Par leur rôle et leurs pouvoirs, les organisations policières ne sont pas des institutions comme les autres. Par leur capacité de contrôle, de surveillance, de répression à l’endroit des citoyens, les organisations policières doivent s’inscrire dans une relation de confiance forte avec les personnes et la société dans son ensemble en acceptant un véritable contrôle démocratique qui permettra de garantir que les pratiques policières s’exercent sans abus ni discrimination. Or, force est de constater que le projet de loi 14, plutôt que de renforcer le contrôle démocratique de la police, l’effrite.

D’abord, le renforcement du mécanisme de plainte que constitue la déontologie policière, réclamé et attendu depuis fort longtemps, est plus que décevant.

Le projet de loi réduit en fait considérablement le droit de porter plainte auprès du Commissaire à la déontologie policière, en supprimant les plaintes réalisées par les tiers alors que ce sont ces plaintes qui portent le plus souvent fruit en termes de sanctions de policiers.

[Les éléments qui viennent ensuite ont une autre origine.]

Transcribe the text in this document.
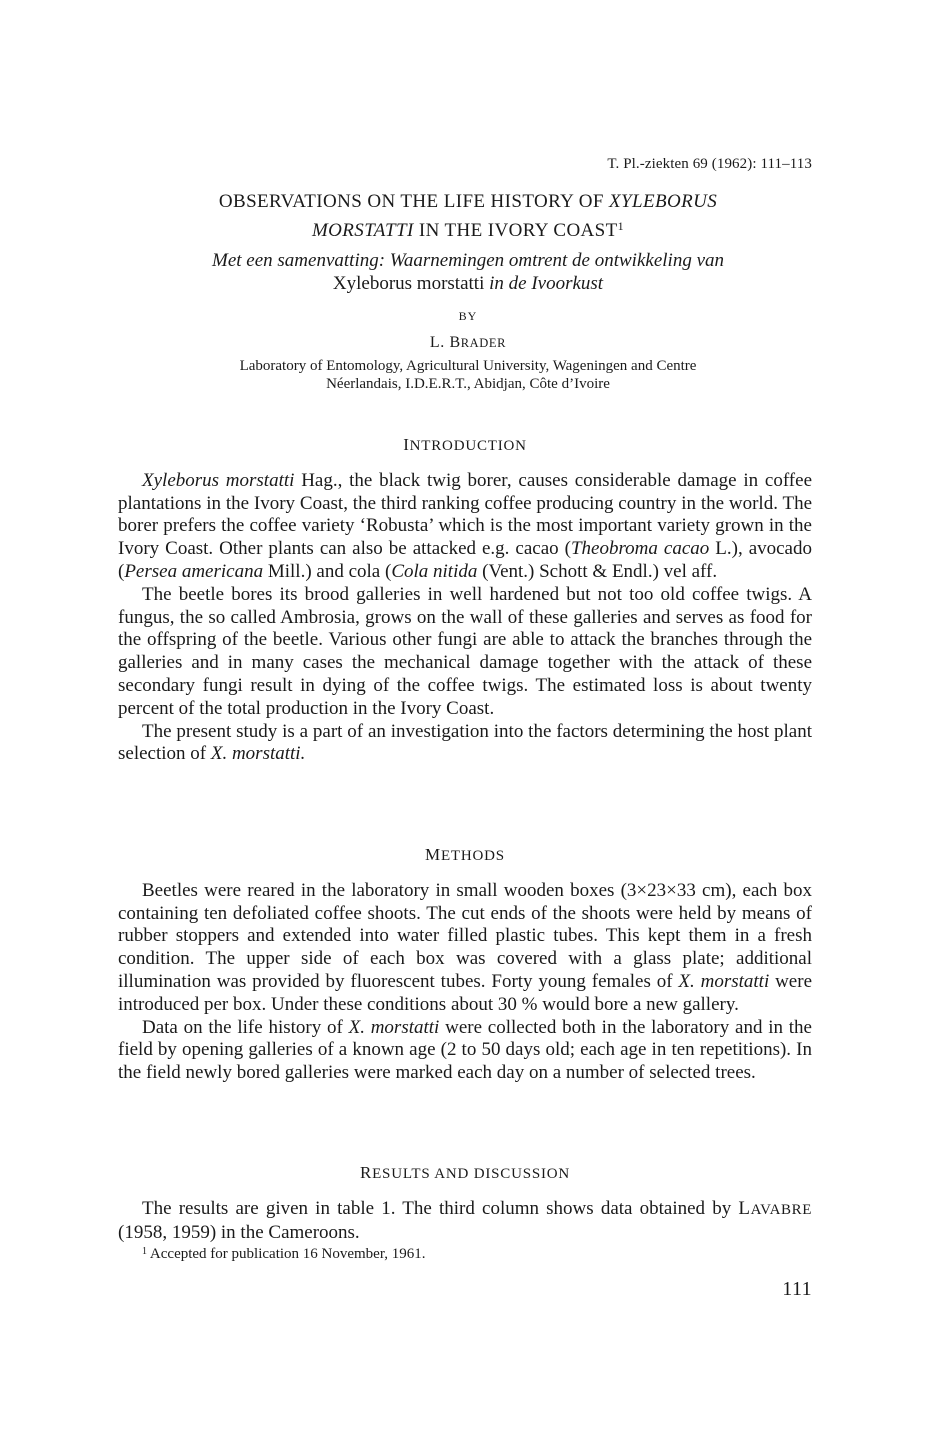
T. Pl.-ziekten 69 (1962): 111–113
OBSERVATIONS ON THE LIFE HISTORY OF XYLEBORUS
MORSTATTI IN THE IVORY COAST$^1$
Met een samenvatting: Waarnemingen omtrent de ontwikkeling van
Xyleborus morstatti in de Ivoorkust
BY
L. BRADER
Laboratory of Entomology, Agricultural University, Wageningen and Centre
Néerlandais, I.D.E.R.T., Abidjan, Côte d’Ivoire
INTRODUCTION

Xyleborus morstatti Hag., the black twig borer, causes considerable damage in coffee plantations in the Ivory Coast, the third ranking coffee producing country in the world. The borer prefers the coffee variety ‘Robusta’ which is the most important variety grown in the Ivory Coast. Other plants can also be attacked e.g. cacao (Theobroma cacao L.), avocado (Persea americana Mill.) and cola (Cola nitida (Vent.) Schott & Endl.) vel aff.

The beetle bores its brood galleries in well hardened but not too old coffee twigs. A fungus, the so called Ambrosia, grows on the wall of these galleries and serves as food for the offspring of the beetle. Various other fungi are able to attack the branches through the galleries and in many cases the mechanical damage together with the attack of these secondary fungi result in dying of the coffee twigs. The estimated loss is about twenty percent of the total production in the Ivory Coast.

The present study is a part of an investigation into the factors determining the host plant selection of X. morstatti.

METHODS

Beetles were reared in the laboratory in small wooden boxes (3×23×33 cm), each box containing ten defoliated coffee shoots. The cut ends of the shoots were held by means of rubber stoppers and extended into water filled plastic tubes. This kept them in a fresh condition. The upper side of each box was covered with a glass plate; additional illumination was provided by fluorescent tubes. Forty young females of X. morstatti were introduced per box. Under these conditions about 30 % would bore a new gallery.

Data on the life history of X. morstatti were collected both in the laboratory and in the field by opening galleries of a known age (2 to 50 days old; each age in ten repetitions). In the field newly bored galleries were marked each day on a number of selected trees.

RESULTS AND DISCUSSION

The results are given in table 1. The third column shows data obtained by LAVABRE (1958, 1959) in the Cameroons.

$^1$ Accepted for publication 16 November, 1961.
111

En réduisant les citoyens tiers à un rôle de signalant plutôt que de plaignant, le projet de loi porte atteinte encore davantage au contrôle démocratique de la police, pourtant ô combien nécessaire.

De la même façon, dès la création du Bureau des enquêtes indépendantes (BEI), en 2016, de nombreuses voix se sont élevées pour dénoncer le manque de transparence et d’impartialité. Après plus de six ans d’enquête du BEI, un simple coup d’œil au site web du BEI permet de constater que malgré plus de 200 enquêtes où au moins un policier ou une policière a été impliqué dans le décès ou des blessures graves sur au moins un citoyen, aucune enquête ne s’est conclue par le dépôt d’accusation par le Directeur des poursuites criminelles et pénales. Et pourtant en moyenne, le BEI a ouvert une enquête par semaine depuis sa création, c’est donc dire que les pratiques policières posent de sérieux enjeux de vie ou de mort au Québec alors que dans de nombreux pays, ces enjeux sont limités, voire inexistants. Moderniser la loi de la police aurait été assurément une occasion de revoir le travail du BEI pour renforcer le rôle des citoyens à l’endroit des pratiques policières qui conduisent aux décès ou à des blessures graves de personnes. Pourtant, le projet de loi 14 est silencieux sur ce point.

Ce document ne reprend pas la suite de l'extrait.